Nel frattempo, la bambina cresceva. Malgrado le sue paure, Sleeve si accorse che gli piaceva la piccola; cosa ancora più sorprendente, gli piaceva anche Asineth. Non solo la ragazza sopportava la prigionia, ma sembrava le facesse bene. La sua abitudine di pescare con lui a torso nudo era fastidiosa, dal momento che aveva evidentemente lo scopo di screditarlo agli occhi dei pescatori, ma adesso che aveva la figlia sembrava vivace e attiva e l’odio abbandonava il suo viso per ore, a volte per giorni interi. Asineth non era più amichevole di prima verso Sleeve, ma chiacchierava con la bambina.

— Come la chiamerai? — chiese Sleeve.

— Che sia il padre a darle un nome — rispose lei freddamente.

— Non lo farà mai.

— Allora che rimanga senza nome — disse lei. Questo fu il solo segno che non aveva dimenticato il male che le era stato fatto. Per quanto l’amore per la figlia la rallegrasse, non volle darle un nome.

— È giusto punire una bambina a causa dell’odio per il padre? — chiese Sleeve. Poi sentì le sue parole, e si rese conto che era una domanda che la figlia di Nasilee avrebbe potuto rivolgere a lui, e preferì lasciar perdere l’argomento.

La visita della strega fu la sua rovina, anche se senza dubbio la donna pensava che la sua missione fosse stata un fallimento. Sleeve si era trovato bene lì, sulla riva del mare. Anche se Asineth non gli parlava quasi mai, e i pescatori lo evitavano, tuttavia quella vita era la meno solitaria che avesse mai condotto. La piccola flotta di barche che usciva con lui all’alba rappresentava un conforto. Anche se la sua fragile pelle non poteva sopportare la luce del sole, per cui rimaneva sempre vestito agli occhi degli altri pescatori, tuttavia c’era un senso di amicizia in questo: che le sue braccia sapevano ciò che sapevano le loro braccia, che lui viveva come vivevano loro, con l’odore del pesce e la schiuma salata e la luce del sole sul legno della barca. Per la prima volta nella sua vita, si sentì unito ad altri uomini, e anche se loro non potevano uguagliarlo nella mente, erano tuttavia fratelli nella carne. Anche Asineth e la bambina erano un conforto; quasi era giunto a comprendere il sentimento della casa, che aveva sempre disprezzato perché rendeva gli uomini deboli.

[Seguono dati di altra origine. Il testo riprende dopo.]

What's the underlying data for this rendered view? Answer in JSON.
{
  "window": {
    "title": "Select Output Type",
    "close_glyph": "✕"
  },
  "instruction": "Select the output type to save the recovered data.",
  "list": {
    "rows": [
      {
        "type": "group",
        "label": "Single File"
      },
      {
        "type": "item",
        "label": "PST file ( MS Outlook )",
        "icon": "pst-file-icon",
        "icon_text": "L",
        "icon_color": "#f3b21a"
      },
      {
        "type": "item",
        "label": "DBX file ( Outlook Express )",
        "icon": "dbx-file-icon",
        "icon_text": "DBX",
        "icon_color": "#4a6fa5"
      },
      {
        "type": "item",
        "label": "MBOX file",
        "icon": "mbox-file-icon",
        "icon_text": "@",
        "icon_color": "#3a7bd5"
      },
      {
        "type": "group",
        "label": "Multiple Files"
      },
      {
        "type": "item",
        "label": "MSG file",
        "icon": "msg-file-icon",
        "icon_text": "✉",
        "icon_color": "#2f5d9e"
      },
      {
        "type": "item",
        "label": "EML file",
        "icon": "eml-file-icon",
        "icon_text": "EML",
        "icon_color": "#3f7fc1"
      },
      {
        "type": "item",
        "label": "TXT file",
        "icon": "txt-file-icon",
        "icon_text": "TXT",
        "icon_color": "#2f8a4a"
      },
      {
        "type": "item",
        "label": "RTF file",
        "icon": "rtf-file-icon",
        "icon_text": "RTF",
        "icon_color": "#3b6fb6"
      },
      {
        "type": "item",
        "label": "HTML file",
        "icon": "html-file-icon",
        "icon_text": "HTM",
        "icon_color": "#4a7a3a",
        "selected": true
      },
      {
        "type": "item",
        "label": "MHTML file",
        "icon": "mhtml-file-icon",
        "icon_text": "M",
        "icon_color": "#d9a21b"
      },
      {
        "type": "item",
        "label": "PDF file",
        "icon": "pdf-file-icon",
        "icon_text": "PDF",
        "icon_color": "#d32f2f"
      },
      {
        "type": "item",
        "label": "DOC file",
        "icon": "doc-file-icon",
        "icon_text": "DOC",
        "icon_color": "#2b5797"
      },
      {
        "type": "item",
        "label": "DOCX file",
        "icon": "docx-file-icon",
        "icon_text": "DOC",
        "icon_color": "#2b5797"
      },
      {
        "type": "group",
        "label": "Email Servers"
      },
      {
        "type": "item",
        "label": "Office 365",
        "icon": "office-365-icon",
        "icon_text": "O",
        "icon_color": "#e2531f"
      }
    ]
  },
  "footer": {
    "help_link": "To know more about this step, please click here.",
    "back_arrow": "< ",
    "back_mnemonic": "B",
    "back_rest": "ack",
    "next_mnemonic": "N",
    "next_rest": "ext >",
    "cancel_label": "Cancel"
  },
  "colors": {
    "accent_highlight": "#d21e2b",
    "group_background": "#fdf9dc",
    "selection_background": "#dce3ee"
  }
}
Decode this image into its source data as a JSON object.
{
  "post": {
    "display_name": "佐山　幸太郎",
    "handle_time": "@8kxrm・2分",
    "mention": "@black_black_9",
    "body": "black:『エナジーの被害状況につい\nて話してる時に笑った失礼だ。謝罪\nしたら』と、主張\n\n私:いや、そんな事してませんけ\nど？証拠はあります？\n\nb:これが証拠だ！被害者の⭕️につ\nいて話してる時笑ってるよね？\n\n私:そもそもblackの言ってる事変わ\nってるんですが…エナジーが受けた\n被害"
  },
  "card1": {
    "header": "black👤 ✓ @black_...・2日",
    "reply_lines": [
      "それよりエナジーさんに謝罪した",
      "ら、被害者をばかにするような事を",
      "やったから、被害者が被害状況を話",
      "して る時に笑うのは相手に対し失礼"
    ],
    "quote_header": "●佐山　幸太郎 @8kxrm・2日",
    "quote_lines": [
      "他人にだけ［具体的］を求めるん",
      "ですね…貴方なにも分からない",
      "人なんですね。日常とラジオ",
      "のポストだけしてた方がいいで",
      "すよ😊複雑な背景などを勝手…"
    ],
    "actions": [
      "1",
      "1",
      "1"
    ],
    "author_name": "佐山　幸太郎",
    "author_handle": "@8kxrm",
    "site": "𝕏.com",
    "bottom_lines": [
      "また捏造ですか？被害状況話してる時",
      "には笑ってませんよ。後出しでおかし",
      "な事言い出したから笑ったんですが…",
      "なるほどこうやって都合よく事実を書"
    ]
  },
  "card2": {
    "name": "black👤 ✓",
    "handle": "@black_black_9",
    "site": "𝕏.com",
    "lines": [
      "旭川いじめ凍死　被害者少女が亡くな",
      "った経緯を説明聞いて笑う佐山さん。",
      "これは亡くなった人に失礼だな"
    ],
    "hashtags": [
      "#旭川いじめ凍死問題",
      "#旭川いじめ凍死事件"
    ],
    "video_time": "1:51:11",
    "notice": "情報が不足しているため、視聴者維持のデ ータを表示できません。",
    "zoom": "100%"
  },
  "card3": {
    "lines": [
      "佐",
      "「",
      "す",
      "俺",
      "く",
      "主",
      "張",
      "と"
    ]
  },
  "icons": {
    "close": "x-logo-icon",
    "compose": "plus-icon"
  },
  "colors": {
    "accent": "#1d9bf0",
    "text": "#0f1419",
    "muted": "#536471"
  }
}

Bene, fece diventare debole anche lui. Debole… o almeno incauto. Non che non fosse attento, in alcune cose. Leggeva tutto il giorno fino a quando gli occhi gli facevano male, cercando di scoprire la minaccia di un bambino nato a dieci mesi. Poi dormiva, lasciando che la sua mente studiasse ancora, in sogno. Usciva prima dell’alba lasciando la madre e la bambina che dormivano, e la pentola con il pesce che bolliva adagio sul fuoco. Adesso andava in mare da solo, gettava e tirava le reti da solo. Durante tutto il tempo, si immaginava di studiare il problema. In effetti ci pensava solo di tanto in tanto. Per la maggior parte del tempo pensava alle cose di un pescatore. Qualche volta si chiedeva perfino se non sarebbe stato meglio per lui nascere pescatore che vivere come aveva vissuto, seguendo il sangue del Cervo.